Bay Watch: A Weekly Look into the Bay Area Economy
March 9, 2023
It’s been three years since the onset of the COVID-19 pandemic, and many businesses in San Francisco have struggled to stay afloat amid new variants, shutdowns, and a shift to remote work. Throughout the pandemic, the spotlight has been on downtown activity as a measure of the city’s economic health and vitality – but how much worse is downtown faring in terms of business starts and closures? Are trends downtown representative of the city at large, or are other neighborhoods bolstering the city’s business activity?
A north/south divide
From March 2020 to February 2023, the City of San Francisco saw almost as many businesses close as open, based on real time data from the Office of the Treasurer and Tax Collector, which tracks businesses that are registered and pay taxes to the city. Over this three year period, 29,456 businesses of all sizes closed, while 29,998 opened, a small net increase of 532 new businesses. The Financial District and Chinatown took the biggest hits, accounting for nearly 20% of the city’s overall business closures. For every business that closed in the Financial District, 0.5 businesses opened. The city overall fared better, seeing 1.02 business openings for every business closure, largely attributable to the city’s southern-most neighborhoods such as Bayview/Hunter’s Point, Visitacion Valley, Excelsior, Portola, and Oceanview/Merced/Ingleside, all of which saw more business openings than closures during the pandemic.
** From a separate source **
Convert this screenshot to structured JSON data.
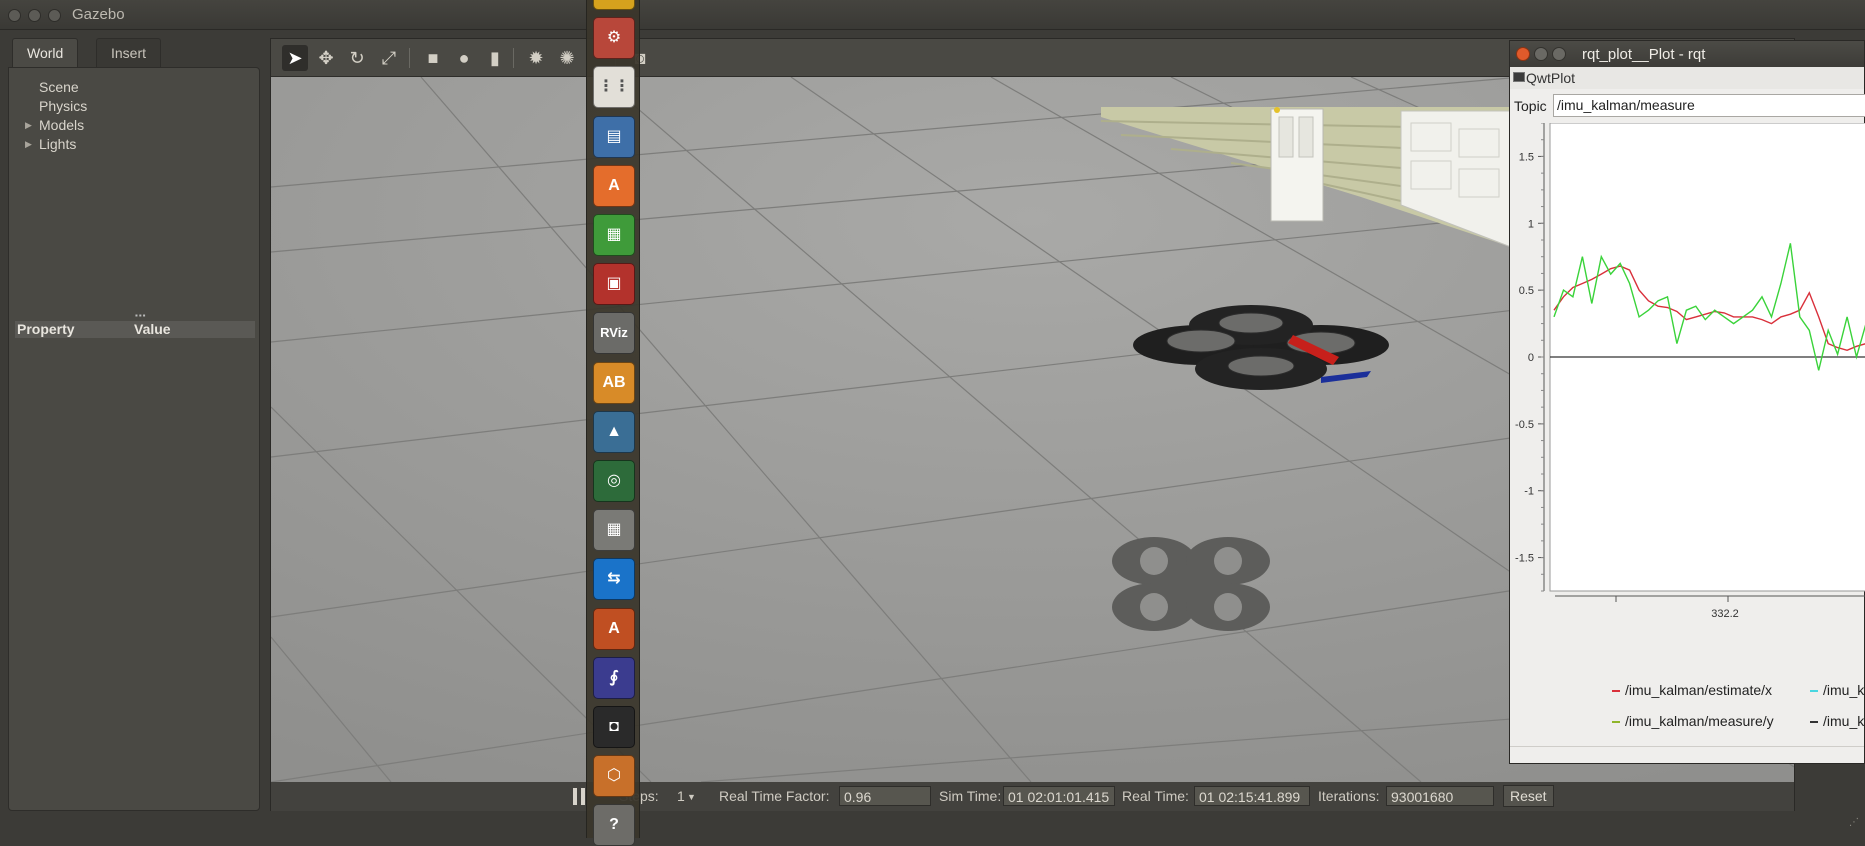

When we analyze business activity for only the last 12 months (Feb 2022 through Feb 2023) – FiDi and Chinatown were the only two neighborhoods in the entire city to see more businesses close. This indicates that most of the city, outside of the downtown core, has started to recover its pre-pandemic business activity.
Heading in the right direction
Overall, the city is in an upward trajectory in terms of net business starts. In 2022, 1.45 businesses opened across San Francisco for every business that closed, a higher ratio than the first two years of the pandemic, and a higher ratio than years leading up to the pandemic. As businesses and employees alike enter an age of remote work, residential neighborhoods are seeing an uptick in business activity and commercial vitality, compensating for the decline in new businesses in and around downtown.
The overall number of new business starts is still below what it was pre-pandemic. In 2019, San Francisco saw 14,270 new businesses open, compared to 10,080 for 2022. However, factoring in the number of business closures, the city is still netting a higher number of new businesses (3,140 in 2022 versus 1,540 in 2019). While we may see fewer businesses open than the historic average, we’re also seeing far fewer closures.